Non seulement le corps de Meili appartient à l'Etat communiste mais il appartient à son mari dans le seul but d'enfanter un fils qu'elle qu'en soit les conséquences.

Enfin, un dernier élément fort troublant dans ce récit est l'omniprésence de la pollution extrême, de ses conséquences sur l'environnement et sur la santé de ces pauvres paysans qui non content de vivre dans un dénuement quasi complet, se ruinent la santé jours après jours, heures après heures. J'étais souvent très écœurée par ce que je lisais, par cette "commune céleste" si polluée par les produits chimiques.

Ma vision de la Chine est différente désormais et pas à son avantage loin s'en faut.

J'aimerais que beaucoup se lancent dans cette très éprouvante lecture pour "savoir" et que la loi du silence se brise, mais attention, certains passages sont très violents, très crûs sans aucun filtre. Mieux vaut être prévenu.

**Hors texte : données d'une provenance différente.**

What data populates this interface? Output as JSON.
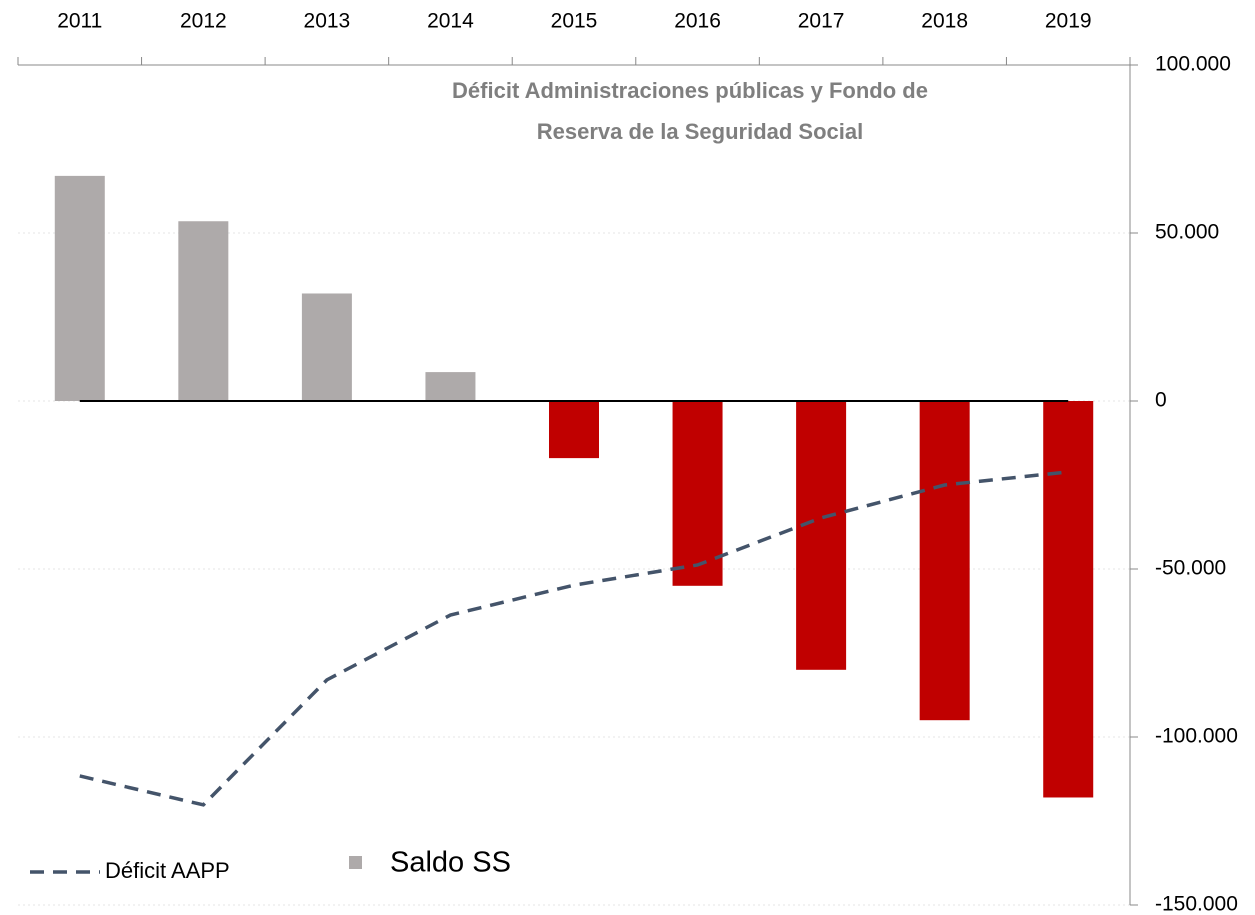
{
  "chart_data": {
    "type": "bar",
    "title_lines": [
      "Déficit Administraciones públicas y Fondo de",
      "Reserva de la Seguridad Social"
    ],
    "categories": [
      "2011",
      "2012",
      "2013",
      "2014",
      "2015",
      "2016",
      "2017",
      "2018",
      "2019"
    ],
    "series": [
      {
        "name": "Saldo SS",
        "type": "bar",
        "color": "#aeaaaa",
        "negative_color": "#c00000",
        "values": [
          67000,
          53500,
          32000,
          8600,
          -17000,
          -55000,
          -80000,
          -95000,
          -118000
        ]
      },
      {
        "name": "Déficit AAPP",
        "type": "line",
        "color": "#44546a",
        "dashed": true,
        "values": [
          -111600,
          -120200,
          -83000,
          -63700,
          -54800,
          -48800,
          -34800,
          -25000,
          -21100
        ]
      }
    ],
    "ylim": [
      -150000,
      100000
    ],
    "yticks": [
      {
        "value": 100000,
        "label": "100.000"
      },
      {
        "value": 50000,
        "label": "50.000"
      },
      0,
      {
        "value": -50000,
        "label": "-50.000"
      },
      {
        "value": -100000,
        "label": "-100.000"
      },
      {
        "value": -150000,
        "label": "-150.000"
      }
    ],
    "grid": true,
    "x_axis_position": "top",
    "y_axis_position": "right",
    "legend": "bottom-left"
  }
}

Cependant, ce livre doit être partagé, il en vaut vraiment la peine.


Quelques extraits :


"Ces salauds de communistes ont réussi à détruire l'héritage de Confucius : la bienveillance, la droiture, la propriété, la sagesse - toutes les valeurs qu'il mettait en avant ont disparu. Quand la femelle d'un panda attend un petit, la nation entière se réjouit. Mais quand une femme tombe enceinte, on la traite comme une criminelle. Dans quel pays sommes-nous donc?"
"Meili s'imagine à nouveau dans ce cadre paradisiaque, assise en toute sécurité dans un jardin et tricotant paisiblement, tout en respirant à pleins poumons ces produits chimiques bénis, qui empêchent les femmes de concevoir des enfants. Elle ignore combien de temps il faut pour se rendre de la fertile montagne de Nuwa aux étendues stériles de la Commune Céleste."
"Elle a découvert que les femmes ne sont pas maîtresses de leur propre corps, dont leur mari et l'État se disputent la possession : les maris pour satisfaire leurs besoins sexuels et engendrer des héritiers mâles-et l'État pour affermir son pouvoir et faire régner la terreur, en les contrôlant sans arrêt."
" Parce que nous sommes nés à la campagne, répond Meili. Et du coup, notre destin est scellé : les autorités nous refusent l'accès à la libre éducation, aux soins médicaux et à tous les privilèges dont jouissent les habitants des villes."